Nick Cave & Warren Ellis’s Carnage reviewed

Read MOJO's verdict on Nick Cave's surprise lockdown album.

Cave & Ellis

by Grayson Haver Currin |
Published on

NICK CAVE IS NOT shy about the fellow feeling he shares with Warren Ellis. When the multi-instrumental Ellis first played with The Bad Seeds in the early ’90s, he was just starting life alongside The Dirty Three. Cave spotted in Ellis a ceaseless swirl of ideas and inspirations, leading to Ellis’s near quarter-century as a Bad Seed, a string of scores together, and an enduring bond with the famously fractious songwriter. “There is a certain sanctity in this friendship in that it has traversed all manner of troubles,” Cave wrote in his Red Hand Files in 2018. “When one of us is in trouble, the other comes a-running.”

Has this year of quarantine, social upheaval, and prevailing unease been anything if not trouble? Cave and Ellis ran toward each other, it seems, ruminating on the headlines, and writing and recording their first studio album as a pair while in the throes of lockdown. The eight-song result, Carnage (Goliath Records LTD), is a jarring and gorgeous reminder that our suffering is neither new nor negligible, or, as Cave growls during the gothic paroxysm Old Time, that “history has dragged us down to our knees.” Yet, no matter how tired we are of cancelled plans or the humdrum view from our window, we keep reaching for the sanctity of friendship, for the promise of anything better than now.

Despite the limited line-up, the palette of Carnage feels familiar from 2019’s harrowing Ghosteen – throbbing electronics, abrasive strings, warped voices, occasional lullabies. The title track is a world-weary tone poem, its minimalist lurch repeating “like a raincloud that keeps circling overhead.” With its woozy synthesizers, somnolent strings, and tired croon, the balladic Albuquerque laments our homebound existence, looking for escape and romance in our dreams.

Carnage sleeve

But the true power of Carnage comes when the pair puncture those clouds. Cave enters demented Pentecostal mode for Scattered Ground, his anguished voice trying to will him into being whole. In the back half of the seething White Elephant, Cave and a gospel choir reach for redemption: “We’re all coming home/For a while,” they assure us, jubilant with the word.
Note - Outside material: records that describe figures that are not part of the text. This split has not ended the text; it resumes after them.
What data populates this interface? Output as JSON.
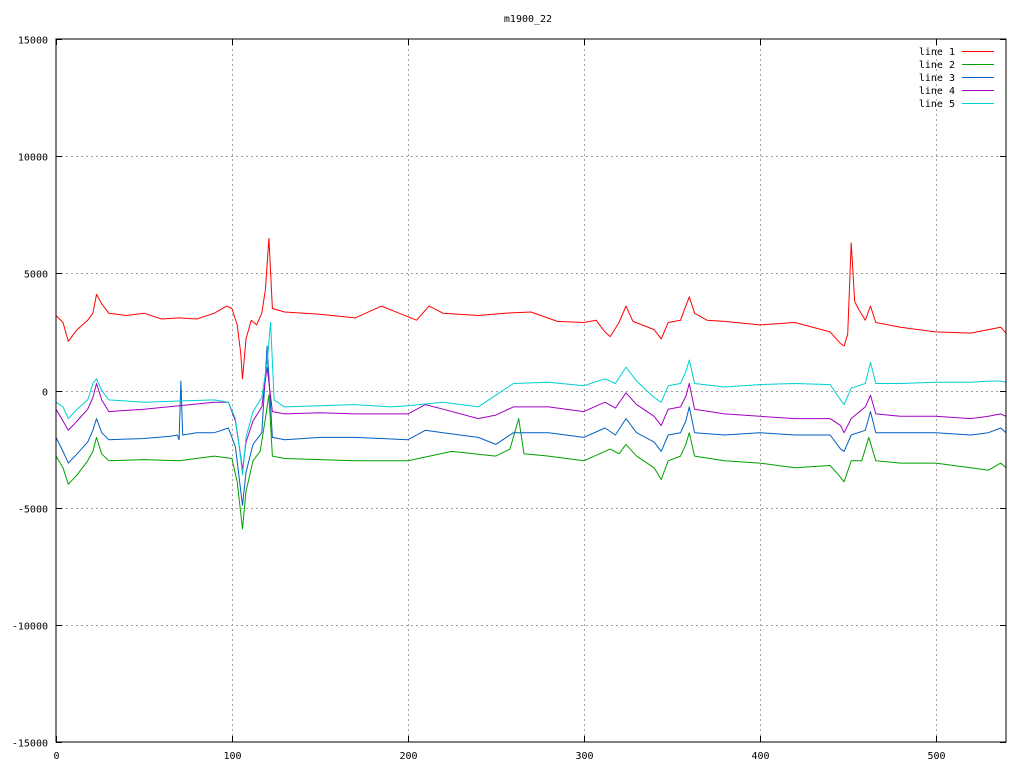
{
  "chart_data": {
    "type": "line",
    "title": "m1900_22",
    "xlabel": "",
    "ylabel": "",
    "xlim": [
      0,
      540
    ],
    "ylim": [
      -15000,
      15000
    ],
    "x_ticks": [
      0,
      100,
      200,
      300,
      400,
      500
    ],
    "y_ticks": [
      -15000,
      -10000,
      -5000,
      0,
      5000,
      10000,
      15000
    ],
    "grid": true,
    "legend_position": "top-right",
    "series": [
      {
        "name": "line 1",
        "color": "#ff0000",
        "points": [
          [
            0,
            3200
          ],
          [
            4,
            2900
          ],
          [
            7,
            2100
          ],
          [
            12,
            2600
          ],
          [
            18,
            3000
          ],
          [
            21,
            3300
          ],
          [
            23,
            4100
          ],
          [
            26,
            3700
          ],
          [
            30,
            3300
          ],
          [
            40,
            3200
          ],
          [
            50,
            3300
          ],
          [
            60,
            3050
          ],
          [
            70,
            3100
          ],
          [
            80,
            3050
          ],
          [
            90,
            3300
          ],
          [
            97,
            3600
          ],
          [
            100,
            3500
          ],
          [
            103,
            2800
          ],
          [
            105,
            1600
          ],
          [
            106,
            500
          ],
          [
            108,
            2200
          ],
          [
            111,
            3000
          ],
          [
            114,
            2800
          ],
          [
            117,
            3300
          ],
          [
            119,
            4300
          ],
          [
            121,
            6500
          ],
          [
            123,
            3500
          ],
          [
            130,
            3350
          ],
          [
            150,
            3250
          ],
          [
            170,
            3100
          ],
          [
            185,
            3600
          ],
          [
            195,
            3300
          ],
          [
            205,
            3000
          ],
          [
            212,
            3600
          ],
          [
            220,
            3300
          ],
          [
            240,
            3200
          ],
          [
            255,
            3300
          ],
          [
            270,
            3350
          ],
          [
            285,
            2950
          ],
          [
            300,
            2900
          ],
          [
            307,
            3000
          ],
          [
            312,
            2500
          ],
          [
            315,
            2300
          ],
          [
            320,
            2900
          ],
          [
            324,
            3600
          ],
          [
            328,
            2950
          ],
          [
            340,
            2600
          ],
          [
            344,
            2200
          ],
          [
            348,
            2900
          ],
          [
            355,
            3000
          ],
          [
            358,
            3600
          ],
          [
            360,
            4000
          ],
          [
            363,
            3300
          ],
          [
            370,
            3000
          ],
          [
            380,
            2950
          ],
          [
            400,
            2800
          ],
          [
            420,
            2900
          ],
          [
            440,
            2500
          ],
          [
            446,
            2000
          ],
          [
            448,
            1900
          ],
          [
            450,
            2400
          ],
          [
            452,
            6300
          ],
          [
            454,
            3800
          ],
          [
            456,
            3500
          ],
          [
            460,
            3000
          ],
          [
            463,
            3600
          ],
          [
            466,
            2900
          ],
          [
            480,
            2700
          ],
          [
            500,
            2500
          ],
          [
            520,
            2450
          ],
          [
            530,
            2600
          ],
          [
            537,
            2700
          ],
          [
            540,
            2450
          ]
        ]
      },
      {
        "name": "line 2",
        "color": "#00a000",
        "points": [
          [
            0,
            -2800
          ],
          [
            4,
            -3300
          ],
          [
            7,
            -4000
          ],
          [
            12,
            -3600
          ],
          [
            18,
            -3000
          ],
          [
            21,
            -2600
          ],
          [
            23,
            -2000
          ],
          [
            26,
            -2700
          ],
          [
            30,
            -3000
          ],
          [
            50,
            -2950
          ],
          [
            70,
            -3000
          ],
          [
            90,
            -2800
          ],
          [
            100,
            -2900
          ],
          [
            103,
            -3900
          ],
          [
            106,
            -5900
          ],
          [
            108,
            -4300
          ],
          [
            112,
            -3000
          ],
          [
            116,
            -2600
          ],
          [
            119,
            -1200
          ],
          [
            121,
            -200
          ],
          [
            123,
            -2800
          ],
          [
            130,
            -2900
          ],
          [
            170,
            -3000
          ],
          [
            200,
            -3000
          ],
          [
            225,
            -2600
          ],
          [
            250,
            -2800
          ],
          [
            258,
            -2500
          ],
          [
            263,
            -1200
          ],
          [
            266,
            -2700
          ],
          [
            280,
            -2800
          ],
          [
            300,
            -3000
          ],
          [
            315,
            -2500
          ],
          [
            320,
            -2700
          ],
          [
            324,
            -2300
          ],
          [
            330,
            -2800
          ],
          [
            340,
            -3300
          ],
          [
            344,
            -3800
          ],
          [
            348,
            -3000
          ],
          [
            355,
            -2800
          ],
          [
            358,
            -2300
          ],
          [
            360,
            -1800
          ],
          [
            363,
            -2800
          ],
          [
            380,
            -3000
          ],
          [
            400,
            -3100
          ],
          [
            420,
            -3300
          ],
          [
            440,
            -3200
          ],
          [
            446,
            -3700
          ],
          [
            448,
            -3900
          ],
          [
            452,
            -3000
          ],
          [
            458,
            -3000
          ],
          [
            462,
            -2000
          ],
          [
            466,
            -3000
          ],
          [
            480,
            -3100
          ],
          [
            500,
            -3100
          ],
          [
            520,
            -3300
          ],
          [
            530,
            -3400
          ],
          [
            537,
            -3100
          ],
          [
            540,
            -3300
          ]
        ]
      },
      {
        "name": "line 3",
        "color": "#0060c0",
        "points": [
          [
            0,
            -2000
          ],
          [
            4,
            -2600
          ],
          [
            7,
            -3100
          ],
          [
            12,
            -2700
          ],
          [
            18,
            -2200
          ],
          [
            21,
            -1700
          ],
          [
            23,
            -1200
          ],
          [
            26,
            -1800
          ],
          [
            30,
            -2100
          ],
          [
            50,
            -2050
          ],
          [
            65,
            -1950
          ],
          [
            69,
            -1900
          ],
          [
            70,
            -2100
          ],
          [
            71,
            400
          ],
          [
            72,
            -1900
          ],
          [
            80,
            -1800
          ],
          [
            90,
            -1800
          ],
          [
            98,
            -1600
          ],
          [
            102,
            -2400
          ],
          [
            106,
            -4900
          ],
          [
            108,
            -3500
          ],
          [
            112,
            -2300
          ],
          [
            117,
            -1800
          ],
          [
            120,
            1900
          ],
          [
            123,
            -2000
          ],
          [
            130,
            -2100
          ],
          [
            150,
            -2000
          ],
          [
            170,
            -2000
          ],
          [
            200,
            -2100
          ],
          [
            210,
            -1700
          ],
          [
            220,
            -1800
          ],
          [
            240,
            -2000
          ],
          [
            250,
            -2300
          ],
          [
            260,
            -1800
          ],
          [
            280,
            -1800
          ],
          [
            300,
            -2000
          ],
          [
            312,
            -1600
          ],
          [
            318,
            -1900
          ],
          [
            324,
            -1200
          ],
          [
            330,
            -1800
          ],
          [
            340,
            -2200
          ],
          [
            344,
            -2600
          ],
          [
            348,
            -1900
          ],
          [
            355,
            -1800
          ],
          [
            358,
            -1300
          ],
          [
            360,
            -700
          ],
          [
            363,
            -1800
          ],
          [
            380,
            -1900
          ],
          [
            400,
            -1800
          ],
          [
            420,
            -1900
          ],
          [
            440,
            -1900
          ],
          [
            446,
            -2500
          ],
          [
            448,
            -2600
          ],
          [
            452,
            -1900
          ],
          [
            460,
            -1700
          ],
          [
            463,
            -900
          ],
          [
            466,
            -1800
          ],
          [
            480,
            -1800
          ],
          [
            500,
            -1800
          ],
          [
            520,
            -1900
          ],
          [
            530,
            -1800
          ],
          [
            537,
            -1600
          ],
          [
            540,
            -1800
          ]
        ]
      },
      {
        "name": "line 4",
        "color": "#a000c0",
        "points": [
          [
            0,
            -800
          ],
          [
            4,
            -1300
          ],
          [
            7,
            -1700
          ],
          [
            12,
            -1300
          ],
          [
            18,
            -800
          ],
          [
            21,
            -300
          ],
          [
            23,
            300
          ],
          [
            26,
            -400
          ],
          [
            30,
            -900
          ],
          [
            50,
            -800
          ],
          [
            70,
            -650
          ],
          [
            90,
            -500
          ],
          [
            98,
            -500
          ],
          [
            102,
            -1300
          ],
          [
            105,
            -2800
          ],
          [
            106,
            -3400
          ],
          [
            108,
            -2200
          ],
          [
            112,
            -1300
          ],
          [
            117,
            -700
          ],
          [
            120,
            1000
          ],
          [
            123,
            -900
          ],
          [
            130,
            -1000
          ],
          [
            150,
            -950
          ],
          [
            170,
            -1000
          ],
          [
            200,
            -1000
          ],
          [
            210,
            -600
          ],
          [
            220,
            -800
          ],
          [
            240,
            -1200
          ],
          [
            250,
            -1050
          ],
          [
            260,
            -700
          ],
          [
            280,
            -700
          ],
          [
            300,
            -900
          ],
          [
            312,
            -500
          ],
          [
            318,
            -750
          ],
          [
            324,
            -100
          ],
          [
            330,
            -600
          ],
          [
            340,
            -1100
          ],
          [
            344,
            -1500
          ],
          [
            348,
            -800
          ],
          [
            355,
            -700
          ],
          [
            358,
            -250
          ],
          [
            360,
            300
          ],
          [
            363,
            -800
          ],
          [
            380,
            -1000
          ],
          [
            400,
            -1100
          ],
          [
            420,
            -1200
          ],
          [
            440,
            -1200
          ],
          [
            446,
            -1500
          ],
          [
            448,
            -1800
          ],
          [
            452,
            -1200
          ],
          [
            460,
            -700
          ],
          [
            463,
            -200
          ],
          [
            466,
            -1000
          ],
          [
            480,
            -1100
          ],
          [
            500,
            -1100
          ],
          [
            520,
            -1200
          ],
          [
            530,
            -1100
          ],
          [
            537,
            -1000
          ],
          [
            540,
            -1100
          ]
        ]
      },
      {
        "name": "line 5",
        "color": "#00d0d0",
        "points": [
          [
            0,
            -500
          ],
          [
            4,
            -700
          ],
          [
            7,
            -1200
          ],
          [
            12,
            -800
          ],
          [
            18,
            -400
          ],
          [
            21,
            300
          ],
          [
            23,
            500
          ],
          [
            26,
            0
          ],
          [
            30,
            -400
          ],
          [
            50,
            -500
          ],
          [
            70,
            -450
          ],
          [
            90,
            -400
          ],
          [
            98,
            -500
          ],
          [
            102,
            -1200
          ],
          [
            105,
            -2900
          ],
          [
            106,
            -3600
          ],
          [
            108,
            -2000
          ],
          [
            112,
            -900
          ],
          [
            117,
            -300
          ],
          [
            120,
            1200
          ],
          [
            122,
            2900
          ],
          [
            124,
            -400
          ],
          [
            130,
            -700
          ],
          [
            150,
            -650
          ],
          [
            170,
            -600
          ],
          [
            190,
            -700
          ],
          [
            200,
            -650
          ],
          [
            220,
            -500
          ],
          [
            240,
            -700
          ],
          [
            250,
            -200
          ],
          [
            260,
            300
          ],
          [
            280,
            350
          ],
          [
            300,
            200
          ],
          [
            312,
            500
          ],
          [
            318,
            300
          ],
          [
            324,
            1000
          ],
          [
            330,
            400
          ],
          [
            340,
            -300
          ],
          [
            344,
            -500
          ],
          [
            348,
            200
          ],
          [
            355,
            300
          ],
          [
            358,
            800
          ],
          [
            360,
            1300
          ],
          [
            363,
            300
          ],
          [
            380,
            150
          ],
          [
            400,
            250
          ],
          [
            420,
            300
          ],
          [
            440,
            250
          ],
          [
            446,
            -400
          ],
          [
            448,
            -600
          ],
          [
            452,
            100
          ],
          [
            460,
            300
          ],
          [
            463,
            1200
          ],
          [
            466,
            300
          ],
          [
            480,
            300
          ],
          [
            500,
            350
          ],
          [
            520,
            350
          ],
          [
            530,
            400
          ],
          [
            537,
            400
          ],
          [
            540,
            350
          ]
        ]
      }
    ]
  }
}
More than clashing sonics or soaring hymns or pervasive anxiety (and the quest to overcome it), the quality that best defines Carnage might be Cave’s reckoning with the unknown, or his recognition of the unknowable. “There are some people trying to find out who/There are some people trying to find out why,” he mutters, over Ellis’s inquisitive drone. “What am I to believe?” he sighs, to start the finale.

Indeed, what should you make of the fallen statue uttering the last words of George Floyd in White Elephant only to be kicked into the sea, or the violent “Botticelli Venus with a penis” one verse later? And to what do you cling when everyone has vanished, perhaps including you, as in Lavender Fields? In their case, at least, you run to each other, in hopes of making any sense of any of this.